Citamos in extenso este texto de Guénon porque contém, ao mesmo tempo que as correspondências de que falamos, uma indicação do sentido particular em que estas devem ser entendidas quando se trata do lado sânscrito. Sabemos, assim, que a reta em questão simboliza “o desdobramento completo da manifestação”; mas se esse significado deve ser encontrado no caractere A da transcrição hindu a que Guénon se refere, sem maior precisão, não é, porém, possível encontrá-lo na vertical do alif árabe; este, para usar aqui termos que o próprio Guénon usou em outra circunstância, por sua forma corresponde a “amr, afirmação do puro Ser e primeira formulação da Vontade Suprema”, que reconhece nele um simbolismo principial e axial. Ao contrário, a ideia de “desdobramento completo da manifestação” remete a uma representação oposta à da linha vertical, que aqui devendo ser sempre retilínea, não poderá ser horizontal.
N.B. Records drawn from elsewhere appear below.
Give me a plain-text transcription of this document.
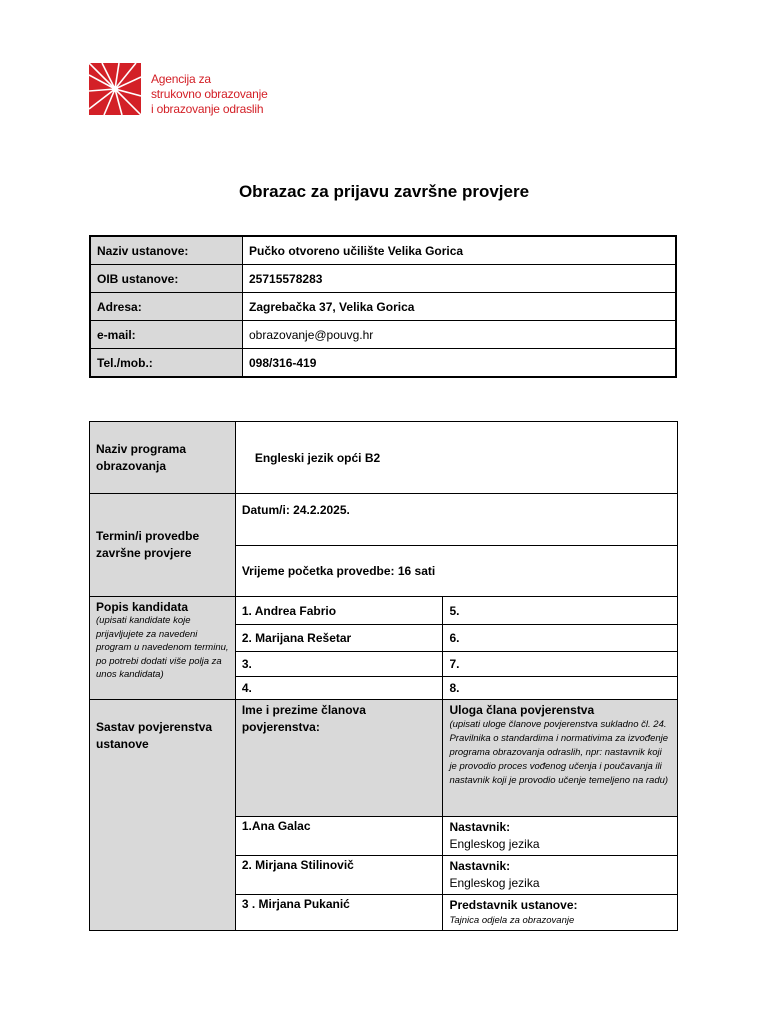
Agencija za
strukovno obrazovanje
i obrazovanje odraslih
Obrazac za prijavu završne provjere
Naziv ustanove:	Pučko otvoreno učilište Velika Gorica
OIB ustanove:	25715578283
Adresa:	Zagrebačka 37, Velika Gorica
e-mail:	obrazovanje@pouvg.hr
Tel./mob.:	098/316-419
Naziv programa obrazovanja	Engleski jezik opći B2	
Termin/i provedbe završne provjere	Datum/i: 24.2.2025.	
	Vrijeme početka provedbe: 16 sati	
Popis kandidata
(upisati kandidate koje prijavljujete za navedeni program u navedenom terminu, po potrebi dodati više polja za unos kandidata)	1. Andrea Fabrio	5.
	2. Marijana Rešetar	6.
	3.	7.
	4.	8.
Sastav povjerenstva ustanove	Ime i prezime članova povjerenstva:	Uloga člana povjerenstva
(upisati uloge članove povjerenstva sukladno čl. 24. Pravilnika o standardima i normativima za izvođenje programa obrazovanja odraslih, npr: nastavnik koji je provodio proces vođenog učenja i poučavanja ili nastavnik koji je provodio učenje temeljeno na radu)

	1.Ana Galac	Nastavnik:
Engleskog jezika

	2. Mirjana Stilinovič	Nastavnik:
Engleskog jezika

	3 . Mirjana Pukanić	Predstavnik ustanove:
Tajnica odjela za obrazovanje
Mas como as formas ordinárias ou ainda mais especiais de transcrição do akshara em Devanagari não revelam, pelo menos à primeira vista, todos esses elementos geométricos básicos, acreditamos que René Guénon tinha em vista uma forma hieroglífica particular do monossílabo Om, de um caráter mais simples e primordial, feito para corresponder graficamente às propriedades fonéticas da palavra. Em todo caso, encontramos em sua obra indicações ainda mais precisas na mesma direção, quando fala do simbolismo da concha.